Hoe zijn u en uw co-auteurs bij dit onderwerp betrokken geraakt?

Het idee om dit artikel te schrijven kwam voort uit een bijeenkomst van AgEconMeet, een Europees netwerk van jonge landbouweconomen, opgericht door mijn co-auteurs Eva-Marie Meemken en David Wüpper, beiden van de ETH Zürich. Ze organiseerden een seminar met een redacteur van Nature waar hij sprak over publiceren in high-impact tijdschriften. Hij was geïnteresseerd om meer te weten te komen over enkele van de brandende kwesties in de landbouweconomie. Toen we hem vertelden over de due diligence-voorstellen van de EU, moedigde hij ons aan een commentaar te schrijven.

Wat is de wetenschappelijke achtergrond van het auteurschap van het commentaar?

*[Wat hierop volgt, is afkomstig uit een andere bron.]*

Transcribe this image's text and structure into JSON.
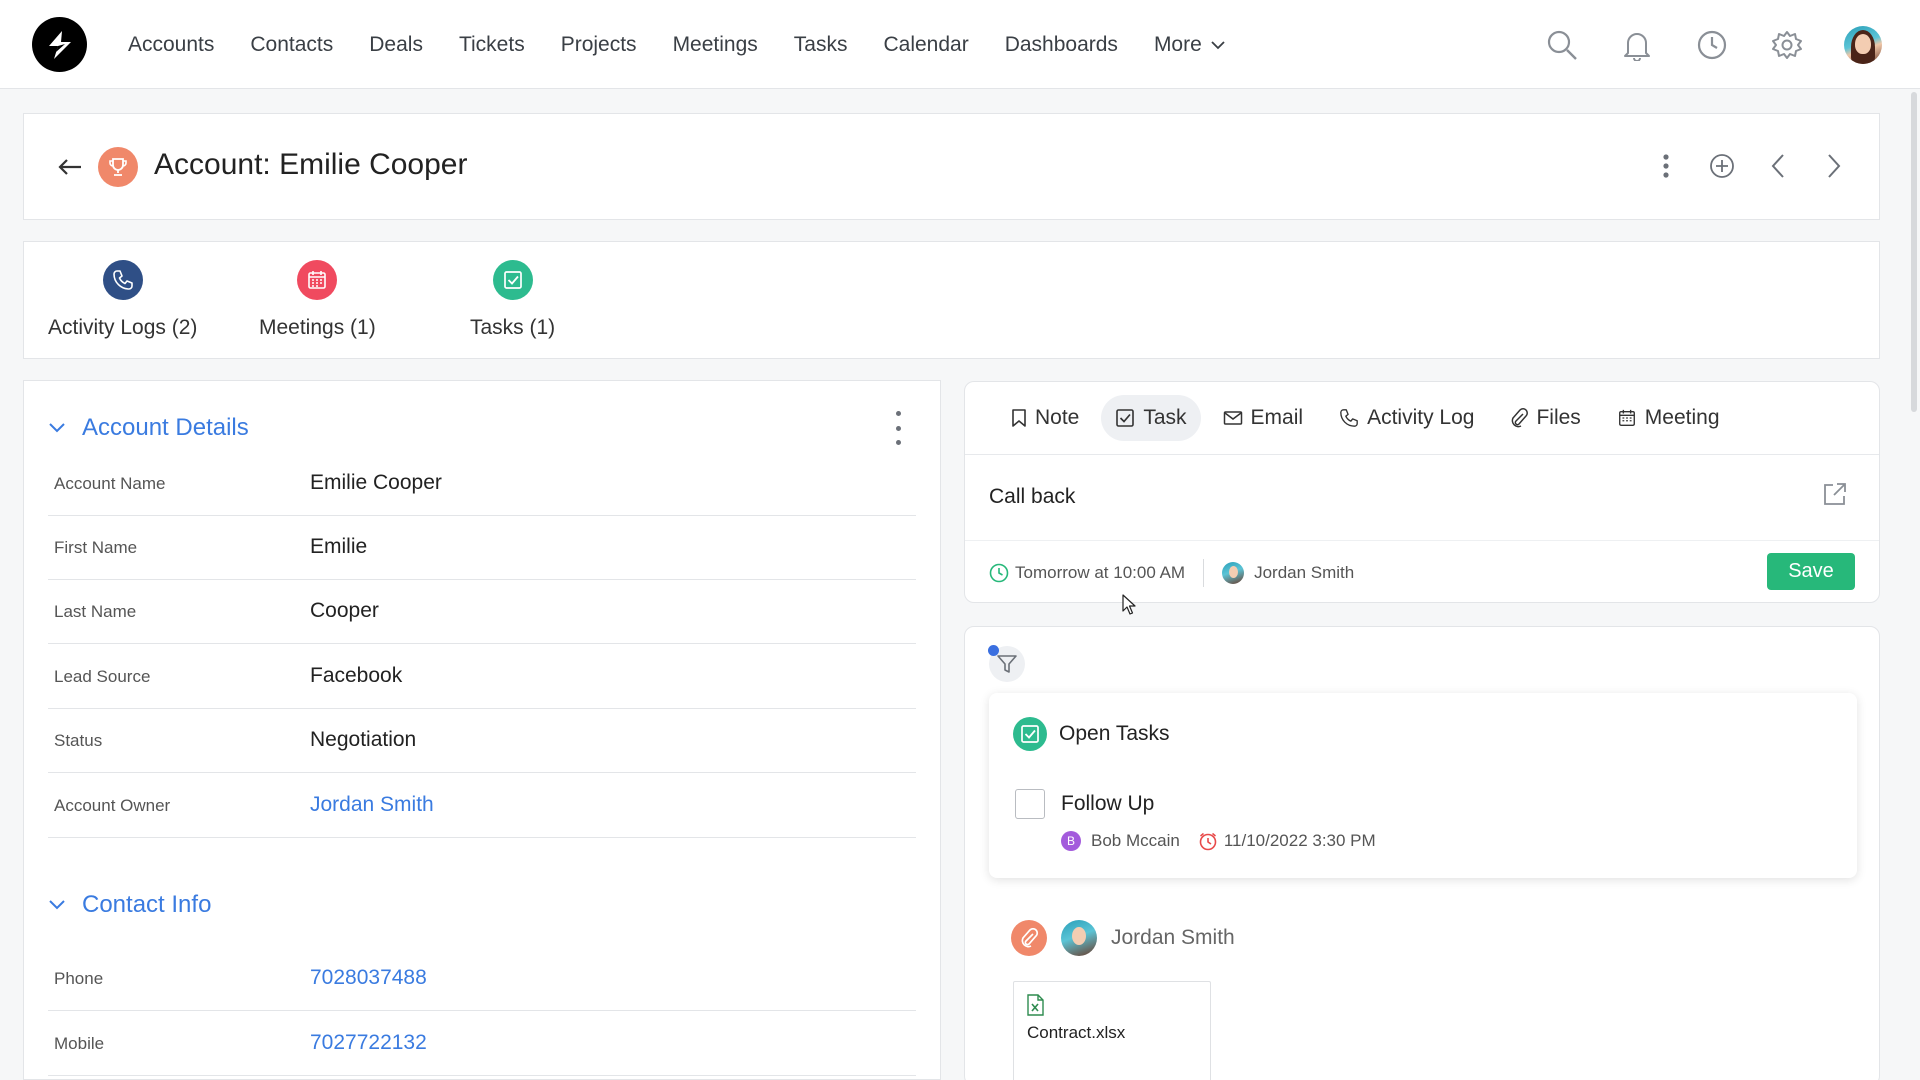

Mijn co-auteurs en ik werken al vele jaren aan gerelateerde onderwerpen zoals wereldwijde waardeketens, voedselsystemen en verandering in landgebruik. Sommigen van ons richten zich op de land- en bosbouwsector, anderen op de mijnbouw. Gezien de complexiteit van due diligence, vonden we het belangrijk om de perspectieven van wetenschappers met expertise in verschillende velden en sectoren te gebruiken om de belangrijkste onderzoeksprioriteiten over dit onderwerp te identificeren.